McBride wondered whether the crepes suzette after the richly sauced venison was for his benefit, or whether Professor Goessler was indulging himself in the surroundings of the Hotel Spree's dining-room and its cuisine. McBride felt full, and impatient. Goessler — florid, large, beaming, grey hair swept back into wings at the peripheries of a bald pink dome, bulbous nose and full lips — was someone who spoke little while he ate, except for pleasantries concerning the meal. Who would settle the bill had not been decided, but McBride — with some quiet amusement — considered it was more likely to be American Express than the University Bursary.

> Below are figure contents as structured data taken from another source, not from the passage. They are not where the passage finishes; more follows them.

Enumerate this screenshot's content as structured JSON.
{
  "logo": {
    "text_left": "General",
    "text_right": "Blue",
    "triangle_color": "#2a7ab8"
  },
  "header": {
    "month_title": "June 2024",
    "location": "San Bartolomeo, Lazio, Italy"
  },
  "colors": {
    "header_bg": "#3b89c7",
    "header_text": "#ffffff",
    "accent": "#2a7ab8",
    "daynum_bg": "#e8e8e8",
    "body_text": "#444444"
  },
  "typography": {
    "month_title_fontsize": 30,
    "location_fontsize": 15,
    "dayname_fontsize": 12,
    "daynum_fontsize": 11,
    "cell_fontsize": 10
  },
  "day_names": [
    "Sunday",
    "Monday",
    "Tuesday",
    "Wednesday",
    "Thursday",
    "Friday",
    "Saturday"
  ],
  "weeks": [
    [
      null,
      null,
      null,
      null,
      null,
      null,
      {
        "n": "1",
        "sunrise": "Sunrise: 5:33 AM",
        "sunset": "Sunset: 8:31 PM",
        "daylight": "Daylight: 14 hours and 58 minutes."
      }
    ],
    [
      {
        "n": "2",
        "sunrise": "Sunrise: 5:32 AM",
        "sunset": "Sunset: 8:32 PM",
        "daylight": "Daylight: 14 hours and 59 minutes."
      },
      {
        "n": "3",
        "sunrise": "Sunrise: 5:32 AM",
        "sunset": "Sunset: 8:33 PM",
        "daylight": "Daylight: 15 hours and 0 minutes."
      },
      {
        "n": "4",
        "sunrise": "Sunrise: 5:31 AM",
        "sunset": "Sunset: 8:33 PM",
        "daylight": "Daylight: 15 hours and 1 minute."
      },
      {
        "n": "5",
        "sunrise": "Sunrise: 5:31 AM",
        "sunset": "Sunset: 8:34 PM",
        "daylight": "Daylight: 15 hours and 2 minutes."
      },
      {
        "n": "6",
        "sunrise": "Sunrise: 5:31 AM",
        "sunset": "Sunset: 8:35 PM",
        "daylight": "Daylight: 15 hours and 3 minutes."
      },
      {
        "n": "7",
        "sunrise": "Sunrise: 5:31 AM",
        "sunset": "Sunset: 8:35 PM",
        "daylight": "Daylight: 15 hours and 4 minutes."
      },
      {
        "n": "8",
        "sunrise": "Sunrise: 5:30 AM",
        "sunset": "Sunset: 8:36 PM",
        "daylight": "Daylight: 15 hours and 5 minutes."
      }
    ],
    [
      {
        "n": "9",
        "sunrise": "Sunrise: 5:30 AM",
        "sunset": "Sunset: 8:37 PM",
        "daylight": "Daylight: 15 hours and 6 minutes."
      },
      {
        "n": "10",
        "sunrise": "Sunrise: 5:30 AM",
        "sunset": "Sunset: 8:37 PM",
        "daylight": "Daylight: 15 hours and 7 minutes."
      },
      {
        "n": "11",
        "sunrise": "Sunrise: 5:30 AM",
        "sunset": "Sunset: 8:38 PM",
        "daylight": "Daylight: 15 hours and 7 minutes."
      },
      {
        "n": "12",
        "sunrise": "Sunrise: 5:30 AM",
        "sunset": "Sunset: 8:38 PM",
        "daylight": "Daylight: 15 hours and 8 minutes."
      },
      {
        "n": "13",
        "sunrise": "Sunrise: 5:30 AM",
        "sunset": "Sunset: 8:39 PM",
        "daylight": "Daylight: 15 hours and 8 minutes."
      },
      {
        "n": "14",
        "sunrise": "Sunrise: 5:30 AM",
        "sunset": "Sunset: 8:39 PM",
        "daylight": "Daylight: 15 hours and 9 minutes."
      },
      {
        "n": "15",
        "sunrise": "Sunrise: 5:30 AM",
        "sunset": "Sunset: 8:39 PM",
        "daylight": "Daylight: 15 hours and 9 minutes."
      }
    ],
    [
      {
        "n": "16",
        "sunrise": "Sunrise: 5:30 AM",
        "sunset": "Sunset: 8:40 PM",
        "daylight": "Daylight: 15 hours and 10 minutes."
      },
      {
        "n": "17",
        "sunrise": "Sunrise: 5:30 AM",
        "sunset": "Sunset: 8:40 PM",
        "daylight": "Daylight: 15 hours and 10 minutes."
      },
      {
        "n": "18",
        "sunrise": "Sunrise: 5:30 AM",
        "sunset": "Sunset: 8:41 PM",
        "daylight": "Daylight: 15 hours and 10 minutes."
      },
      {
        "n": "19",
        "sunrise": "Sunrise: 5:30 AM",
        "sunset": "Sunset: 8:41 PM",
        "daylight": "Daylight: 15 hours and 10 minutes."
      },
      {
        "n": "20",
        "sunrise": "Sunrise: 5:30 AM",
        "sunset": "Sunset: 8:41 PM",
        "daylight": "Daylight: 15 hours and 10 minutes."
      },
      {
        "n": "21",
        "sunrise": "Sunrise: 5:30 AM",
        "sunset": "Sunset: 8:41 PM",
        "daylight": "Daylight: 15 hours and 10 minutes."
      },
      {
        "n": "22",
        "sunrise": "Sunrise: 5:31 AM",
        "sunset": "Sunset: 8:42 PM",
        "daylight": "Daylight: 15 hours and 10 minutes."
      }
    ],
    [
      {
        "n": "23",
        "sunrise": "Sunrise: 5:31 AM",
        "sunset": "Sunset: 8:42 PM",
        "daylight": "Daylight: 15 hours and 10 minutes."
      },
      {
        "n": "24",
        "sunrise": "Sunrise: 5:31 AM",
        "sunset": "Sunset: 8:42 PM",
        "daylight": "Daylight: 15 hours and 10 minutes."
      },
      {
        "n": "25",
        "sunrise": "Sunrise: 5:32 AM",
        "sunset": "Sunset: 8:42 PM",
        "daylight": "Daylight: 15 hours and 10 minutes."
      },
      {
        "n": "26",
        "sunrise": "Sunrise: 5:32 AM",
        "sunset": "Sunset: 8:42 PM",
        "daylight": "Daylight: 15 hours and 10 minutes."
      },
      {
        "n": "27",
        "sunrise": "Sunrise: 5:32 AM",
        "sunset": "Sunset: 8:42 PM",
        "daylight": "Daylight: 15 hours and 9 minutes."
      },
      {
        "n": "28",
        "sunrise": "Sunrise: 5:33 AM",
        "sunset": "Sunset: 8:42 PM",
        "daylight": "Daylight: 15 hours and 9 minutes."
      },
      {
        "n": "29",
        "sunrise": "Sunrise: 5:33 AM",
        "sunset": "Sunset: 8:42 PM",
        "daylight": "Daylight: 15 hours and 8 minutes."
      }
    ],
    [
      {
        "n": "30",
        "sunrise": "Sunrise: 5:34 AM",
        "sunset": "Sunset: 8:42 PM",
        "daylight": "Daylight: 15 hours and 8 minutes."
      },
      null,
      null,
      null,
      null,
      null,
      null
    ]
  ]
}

When Goessler had finished his crepe, he sat back, dabbed his mouth with his napkin in a tidy little gesture that would have suited a smaller head and more delicate hand, and beamed once more on the American.

"Not for your goodwill, you understand," Goessler said with unexpected perception. "This is what they serve here every night, not just when Americans are resident."

McBride laughed, put down his fork. The crepes were beginning to pall on him, possessing a certain unmistakable Germanic heaviness, richness.

"Coffee?" Goessler nodded, and McBride summoned the waiter. "Schnapps?"

"Bring me an Asbach brandy," Goessler told the waiter without replying to McBride, as if he had been irritated. There was also a barely masked casualness of authority, as if it had been long-accustomed, about the way he addressed the waiter. "And you, my friend?"

"I'll pass — just coffee."

"Bring a pot, and leave it," Goessler instructed, and the waiter nodded. "Large cups," Goessler called after him. He beamed on McBride, as if reassuming a role. "Now, of course, you wish to talk. Go ahead."

Permission to speak? McBride was puzzled by Goessler, and resolved the German academic must be interested in his work. Perhaps too interested — then again Goessler, interrupting him as he was about to speak, said: "Do not worry, my friend, I am not concerned to steal your work—" Again the broad smile, and the mouth almost overfilled with dentures. "No, I can imagine what you must think of me. Softening you up, mm?" He indicated the plates before them, looked with passing regret at the remains of McBride's crepes. "No, I am at present at work on more dialectical material — the official history of the German Communist Party, from the beginnings. I don't think any work of yours is likely to throw up new material for me, eh?" He put back his head, laughed, then smoothed the wings of grey hair flat against his head. "No, no, not that I would not perhaps change places with you—" He leaned forward confidentially. "To be truthful, much of my research is extremely dull. I do not suppose yours is, mm? What is it — what invasion plans are you wishing to discover?"